When I called Schwarcz, he told me some plants contain minute traces of compounds that are toxic at vastly higher doses. It makes no sense, he said, to talk about something as toxic without considering the amount. He said the preponderance of evidence suggests the more fruits, vegetables and whole grains you eat — and the less fat — the better off you are. 

But even age-old assumptions about fats are now contested. Olive oil is considered a good fat, and many now say the saturated fats found in meat and dairy are not the dietary villains they’ve been made out to be. Some recent studies suggest those who ate full-fat dairy were healthier than those who went for low-fat or nonfat options. 

Journalist Gary Taubes, author of the recent book Rethinking Diabetes, has been a longtime critic of the mainstream advice to eat a low-fat diet. It’s based, he said, not on rigorous science but observations comparing people in different countries. Those kinds of studies can’t easily untangle which health differences might be due to socioeconomic factors and other variables. 

Another reason for some of the conflicting evidence over which foods are healthy is that many studies simply ask study subjects to remember what they ate — that doesn’t always make it clear which foods make a difference.

The studies aimed at finding long-term benefits from a particular diet aren’t all that rigorous. One of the most widely publicized studies of longevity — the Blue Zones — examined the diet and lifestyle of people in five regions of the world with purportedly unusual longevity.

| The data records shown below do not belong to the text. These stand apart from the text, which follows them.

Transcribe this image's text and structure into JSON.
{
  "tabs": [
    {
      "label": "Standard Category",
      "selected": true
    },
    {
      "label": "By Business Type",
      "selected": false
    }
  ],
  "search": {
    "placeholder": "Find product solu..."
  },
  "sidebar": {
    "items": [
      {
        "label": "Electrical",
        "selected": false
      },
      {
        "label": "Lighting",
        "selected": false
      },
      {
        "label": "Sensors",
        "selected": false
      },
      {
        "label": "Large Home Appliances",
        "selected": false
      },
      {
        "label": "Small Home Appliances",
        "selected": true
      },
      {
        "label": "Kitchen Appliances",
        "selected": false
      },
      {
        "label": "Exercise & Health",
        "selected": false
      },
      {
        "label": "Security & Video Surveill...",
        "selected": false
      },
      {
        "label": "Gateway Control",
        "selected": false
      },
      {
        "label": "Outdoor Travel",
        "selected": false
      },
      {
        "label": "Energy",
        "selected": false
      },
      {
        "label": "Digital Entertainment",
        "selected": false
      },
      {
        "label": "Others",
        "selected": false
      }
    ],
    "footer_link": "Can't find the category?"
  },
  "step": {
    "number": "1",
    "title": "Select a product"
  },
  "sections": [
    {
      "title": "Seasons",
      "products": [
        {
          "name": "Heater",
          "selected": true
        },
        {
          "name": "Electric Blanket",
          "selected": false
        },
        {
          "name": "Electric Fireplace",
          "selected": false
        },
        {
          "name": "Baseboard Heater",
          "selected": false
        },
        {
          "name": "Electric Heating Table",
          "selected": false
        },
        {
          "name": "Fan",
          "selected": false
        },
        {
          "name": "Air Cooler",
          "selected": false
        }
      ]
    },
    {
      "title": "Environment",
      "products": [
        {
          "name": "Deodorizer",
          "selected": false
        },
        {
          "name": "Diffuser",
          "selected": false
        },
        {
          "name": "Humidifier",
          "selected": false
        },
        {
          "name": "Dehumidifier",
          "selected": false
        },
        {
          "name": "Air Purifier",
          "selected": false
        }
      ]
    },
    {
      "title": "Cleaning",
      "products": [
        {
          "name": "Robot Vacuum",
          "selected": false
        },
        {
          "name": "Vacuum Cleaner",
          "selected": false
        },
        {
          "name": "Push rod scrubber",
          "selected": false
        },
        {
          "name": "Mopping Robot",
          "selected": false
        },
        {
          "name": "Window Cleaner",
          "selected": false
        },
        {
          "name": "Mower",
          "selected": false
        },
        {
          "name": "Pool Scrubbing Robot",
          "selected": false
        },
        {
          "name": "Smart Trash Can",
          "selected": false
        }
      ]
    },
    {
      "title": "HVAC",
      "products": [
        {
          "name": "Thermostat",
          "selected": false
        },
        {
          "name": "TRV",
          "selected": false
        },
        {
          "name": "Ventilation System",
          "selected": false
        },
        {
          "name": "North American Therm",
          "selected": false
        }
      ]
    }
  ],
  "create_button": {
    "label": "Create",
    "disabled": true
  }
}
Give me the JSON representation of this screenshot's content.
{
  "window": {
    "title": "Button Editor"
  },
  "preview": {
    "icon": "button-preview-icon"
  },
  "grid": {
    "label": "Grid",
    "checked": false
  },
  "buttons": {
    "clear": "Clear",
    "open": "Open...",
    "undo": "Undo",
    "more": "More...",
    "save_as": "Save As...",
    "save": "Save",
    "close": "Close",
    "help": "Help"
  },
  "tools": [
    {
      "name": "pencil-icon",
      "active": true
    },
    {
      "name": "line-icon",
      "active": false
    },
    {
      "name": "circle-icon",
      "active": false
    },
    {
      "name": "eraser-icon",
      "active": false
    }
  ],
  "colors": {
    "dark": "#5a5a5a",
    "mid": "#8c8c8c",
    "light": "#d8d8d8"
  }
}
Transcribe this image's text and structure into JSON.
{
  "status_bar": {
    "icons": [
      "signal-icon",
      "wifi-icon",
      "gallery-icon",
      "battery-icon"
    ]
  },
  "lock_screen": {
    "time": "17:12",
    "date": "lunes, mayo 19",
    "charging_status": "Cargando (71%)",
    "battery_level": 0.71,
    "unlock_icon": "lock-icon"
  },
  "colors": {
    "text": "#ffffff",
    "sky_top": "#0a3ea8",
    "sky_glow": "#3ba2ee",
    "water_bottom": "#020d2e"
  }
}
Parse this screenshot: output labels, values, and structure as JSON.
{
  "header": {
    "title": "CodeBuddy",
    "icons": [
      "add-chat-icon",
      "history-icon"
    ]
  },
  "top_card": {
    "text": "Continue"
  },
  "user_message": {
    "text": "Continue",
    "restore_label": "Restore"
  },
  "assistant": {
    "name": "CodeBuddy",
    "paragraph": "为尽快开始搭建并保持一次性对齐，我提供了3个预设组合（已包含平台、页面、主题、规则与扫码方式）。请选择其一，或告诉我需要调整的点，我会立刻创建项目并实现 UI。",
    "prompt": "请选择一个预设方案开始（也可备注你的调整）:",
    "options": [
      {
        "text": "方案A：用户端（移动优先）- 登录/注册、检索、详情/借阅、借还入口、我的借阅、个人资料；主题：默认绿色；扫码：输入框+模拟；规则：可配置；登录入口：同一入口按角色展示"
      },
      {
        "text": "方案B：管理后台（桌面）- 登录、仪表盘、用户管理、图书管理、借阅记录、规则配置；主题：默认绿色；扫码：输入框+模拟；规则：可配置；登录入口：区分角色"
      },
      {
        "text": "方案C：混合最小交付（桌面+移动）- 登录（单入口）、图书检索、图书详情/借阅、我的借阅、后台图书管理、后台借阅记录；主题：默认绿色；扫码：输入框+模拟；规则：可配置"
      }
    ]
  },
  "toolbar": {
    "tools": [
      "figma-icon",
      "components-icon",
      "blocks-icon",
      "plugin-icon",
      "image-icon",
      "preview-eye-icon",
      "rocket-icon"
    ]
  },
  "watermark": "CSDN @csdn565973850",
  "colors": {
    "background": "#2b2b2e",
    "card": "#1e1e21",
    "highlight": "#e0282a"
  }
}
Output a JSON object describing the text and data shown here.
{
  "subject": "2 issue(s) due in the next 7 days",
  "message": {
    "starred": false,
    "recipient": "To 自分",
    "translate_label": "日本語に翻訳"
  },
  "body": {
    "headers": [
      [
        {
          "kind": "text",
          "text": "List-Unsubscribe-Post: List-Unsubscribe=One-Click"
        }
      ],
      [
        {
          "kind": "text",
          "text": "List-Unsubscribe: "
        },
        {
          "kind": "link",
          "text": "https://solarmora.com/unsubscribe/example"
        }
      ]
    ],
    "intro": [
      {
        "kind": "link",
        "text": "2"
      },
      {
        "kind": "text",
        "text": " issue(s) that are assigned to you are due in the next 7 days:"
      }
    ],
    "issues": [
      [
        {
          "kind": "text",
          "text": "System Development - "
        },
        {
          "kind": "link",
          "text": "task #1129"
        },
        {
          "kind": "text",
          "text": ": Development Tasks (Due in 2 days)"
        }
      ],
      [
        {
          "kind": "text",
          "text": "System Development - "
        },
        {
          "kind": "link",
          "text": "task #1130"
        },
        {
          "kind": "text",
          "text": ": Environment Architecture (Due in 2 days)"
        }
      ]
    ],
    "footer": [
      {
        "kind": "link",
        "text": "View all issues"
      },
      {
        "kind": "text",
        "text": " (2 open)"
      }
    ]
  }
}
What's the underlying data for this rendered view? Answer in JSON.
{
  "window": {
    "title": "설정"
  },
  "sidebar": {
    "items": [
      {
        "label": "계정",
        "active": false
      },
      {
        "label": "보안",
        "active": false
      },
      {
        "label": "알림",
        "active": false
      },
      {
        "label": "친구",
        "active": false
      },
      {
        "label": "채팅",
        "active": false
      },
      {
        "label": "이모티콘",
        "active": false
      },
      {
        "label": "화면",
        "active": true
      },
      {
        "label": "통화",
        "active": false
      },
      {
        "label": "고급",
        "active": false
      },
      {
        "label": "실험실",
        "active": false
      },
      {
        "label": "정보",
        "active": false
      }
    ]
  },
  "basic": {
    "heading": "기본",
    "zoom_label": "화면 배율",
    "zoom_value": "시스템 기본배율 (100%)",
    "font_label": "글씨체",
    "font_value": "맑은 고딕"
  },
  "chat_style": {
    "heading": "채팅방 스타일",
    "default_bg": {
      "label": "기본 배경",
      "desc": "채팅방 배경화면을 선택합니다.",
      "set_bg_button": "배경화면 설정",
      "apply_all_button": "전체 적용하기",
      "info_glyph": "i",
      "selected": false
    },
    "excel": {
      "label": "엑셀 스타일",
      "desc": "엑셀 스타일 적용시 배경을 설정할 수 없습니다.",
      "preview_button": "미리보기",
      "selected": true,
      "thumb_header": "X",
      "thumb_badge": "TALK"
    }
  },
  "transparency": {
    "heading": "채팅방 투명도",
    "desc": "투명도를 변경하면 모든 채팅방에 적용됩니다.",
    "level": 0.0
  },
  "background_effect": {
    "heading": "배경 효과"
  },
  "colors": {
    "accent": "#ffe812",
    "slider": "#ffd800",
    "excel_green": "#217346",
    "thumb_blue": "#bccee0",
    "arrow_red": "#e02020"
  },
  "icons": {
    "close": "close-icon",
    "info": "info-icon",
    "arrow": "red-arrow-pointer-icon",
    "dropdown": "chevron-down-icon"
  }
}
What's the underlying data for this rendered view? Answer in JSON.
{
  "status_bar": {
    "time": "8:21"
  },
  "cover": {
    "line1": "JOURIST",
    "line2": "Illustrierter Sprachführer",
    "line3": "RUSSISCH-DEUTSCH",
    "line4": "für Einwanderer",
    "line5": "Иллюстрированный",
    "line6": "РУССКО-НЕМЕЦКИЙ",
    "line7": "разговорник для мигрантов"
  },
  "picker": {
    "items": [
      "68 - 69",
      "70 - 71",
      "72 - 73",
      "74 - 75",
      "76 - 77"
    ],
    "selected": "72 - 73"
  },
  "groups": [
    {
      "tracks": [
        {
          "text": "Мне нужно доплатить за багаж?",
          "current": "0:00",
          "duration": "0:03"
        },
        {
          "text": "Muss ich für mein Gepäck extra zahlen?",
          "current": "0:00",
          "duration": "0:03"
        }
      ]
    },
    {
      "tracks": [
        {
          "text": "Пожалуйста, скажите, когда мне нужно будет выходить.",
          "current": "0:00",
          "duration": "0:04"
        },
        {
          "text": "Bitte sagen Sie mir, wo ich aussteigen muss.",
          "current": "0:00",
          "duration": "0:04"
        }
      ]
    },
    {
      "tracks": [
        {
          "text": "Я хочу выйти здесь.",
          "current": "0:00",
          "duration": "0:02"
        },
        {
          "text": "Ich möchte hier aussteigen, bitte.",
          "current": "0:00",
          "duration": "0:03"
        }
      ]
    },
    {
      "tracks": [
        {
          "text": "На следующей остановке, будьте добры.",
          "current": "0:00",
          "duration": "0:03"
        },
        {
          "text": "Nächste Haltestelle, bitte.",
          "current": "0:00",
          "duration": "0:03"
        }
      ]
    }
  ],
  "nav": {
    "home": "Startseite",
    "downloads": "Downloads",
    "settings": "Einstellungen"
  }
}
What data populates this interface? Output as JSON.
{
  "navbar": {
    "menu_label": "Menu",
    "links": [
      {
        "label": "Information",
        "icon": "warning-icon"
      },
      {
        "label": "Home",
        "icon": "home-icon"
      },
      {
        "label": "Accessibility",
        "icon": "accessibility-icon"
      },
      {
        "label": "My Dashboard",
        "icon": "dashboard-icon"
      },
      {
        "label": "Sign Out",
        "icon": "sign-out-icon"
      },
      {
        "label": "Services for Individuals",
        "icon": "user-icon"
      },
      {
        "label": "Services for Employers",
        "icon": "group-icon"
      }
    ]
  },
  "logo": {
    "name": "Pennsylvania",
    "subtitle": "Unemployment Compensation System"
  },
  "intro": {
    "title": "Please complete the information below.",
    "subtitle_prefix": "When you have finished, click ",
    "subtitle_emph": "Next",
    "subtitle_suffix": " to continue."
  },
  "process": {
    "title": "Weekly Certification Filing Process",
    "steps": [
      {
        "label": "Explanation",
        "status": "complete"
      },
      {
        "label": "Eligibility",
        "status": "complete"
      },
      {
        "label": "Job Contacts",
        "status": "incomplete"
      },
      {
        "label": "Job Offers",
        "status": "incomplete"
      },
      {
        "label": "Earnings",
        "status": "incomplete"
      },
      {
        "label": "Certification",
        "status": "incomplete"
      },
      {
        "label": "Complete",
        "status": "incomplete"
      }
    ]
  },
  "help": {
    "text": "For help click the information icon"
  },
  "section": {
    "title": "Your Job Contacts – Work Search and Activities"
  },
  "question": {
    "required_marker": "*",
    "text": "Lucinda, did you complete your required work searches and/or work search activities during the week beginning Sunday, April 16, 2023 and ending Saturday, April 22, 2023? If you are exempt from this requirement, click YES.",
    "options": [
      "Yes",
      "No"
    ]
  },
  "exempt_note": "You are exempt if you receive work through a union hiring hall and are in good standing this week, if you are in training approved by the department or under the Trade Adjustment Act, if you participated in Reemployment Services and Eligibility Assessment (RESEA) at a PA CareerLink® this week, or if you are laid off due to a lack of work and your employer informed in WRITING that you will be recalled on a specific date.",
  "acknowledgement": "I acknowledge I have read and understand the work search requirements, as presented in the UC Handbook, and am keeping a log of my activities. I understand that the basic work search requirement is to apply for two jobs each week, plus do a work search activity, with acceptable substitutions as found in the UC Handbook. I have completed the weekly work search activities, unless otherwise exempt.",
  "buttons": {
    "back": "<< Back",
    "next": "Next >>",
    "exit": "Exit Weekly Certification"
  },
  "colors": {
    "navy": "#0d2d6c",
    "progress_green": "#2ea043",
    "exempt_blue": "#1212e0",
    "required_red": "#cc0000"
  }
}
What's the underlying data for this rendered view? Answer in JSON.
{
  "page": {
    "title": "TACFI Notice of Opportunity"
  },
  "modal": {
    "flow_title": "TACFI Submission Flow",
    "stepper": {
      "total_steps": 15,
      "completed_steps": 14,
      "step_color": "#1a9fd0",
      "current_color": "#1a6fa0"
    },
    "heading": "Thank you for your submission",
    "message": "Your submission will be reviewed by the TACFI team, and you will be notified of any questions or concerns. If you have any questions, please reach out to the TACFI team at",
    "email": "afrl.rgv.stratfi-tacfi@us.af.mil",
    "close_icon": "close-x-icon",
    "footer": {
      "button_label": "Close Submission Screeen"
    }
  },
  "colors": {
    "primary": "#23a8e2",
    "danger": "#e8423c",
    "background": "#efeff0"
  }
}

It’s an intriguing observation and made for an entertaining Netflix series, but it’s impossible to pin longevity in these regions on diet, let alone any particular kind of food.

But out of all the contradictory claims, there’s one area of agreement: Diet influences health, and it’s possible to benefit from experimenting on yourself. Any individual might have food sensitivities that differ from the population at large.

A diet that makes you feel energetic and helps you achieve a healthy weight might indeed be better for you, as an individual, than what’s been associated with longevity in large populations. Some people feel better avoiding gluten even if they don’t have celiac disease, and others might feel better skipping dairy products. Maybe a few people are sensitive to lectins or oxalates and benefit from avoiding them. And it will be easier to stick with any diet plan if it’s giving you short-term benefits.

So instead of New Year’s resolutions, we could have New Year’s experiments. If a change doesn’t make you feel better, you can still consider it a lesson learned. And there’s always cauliflower.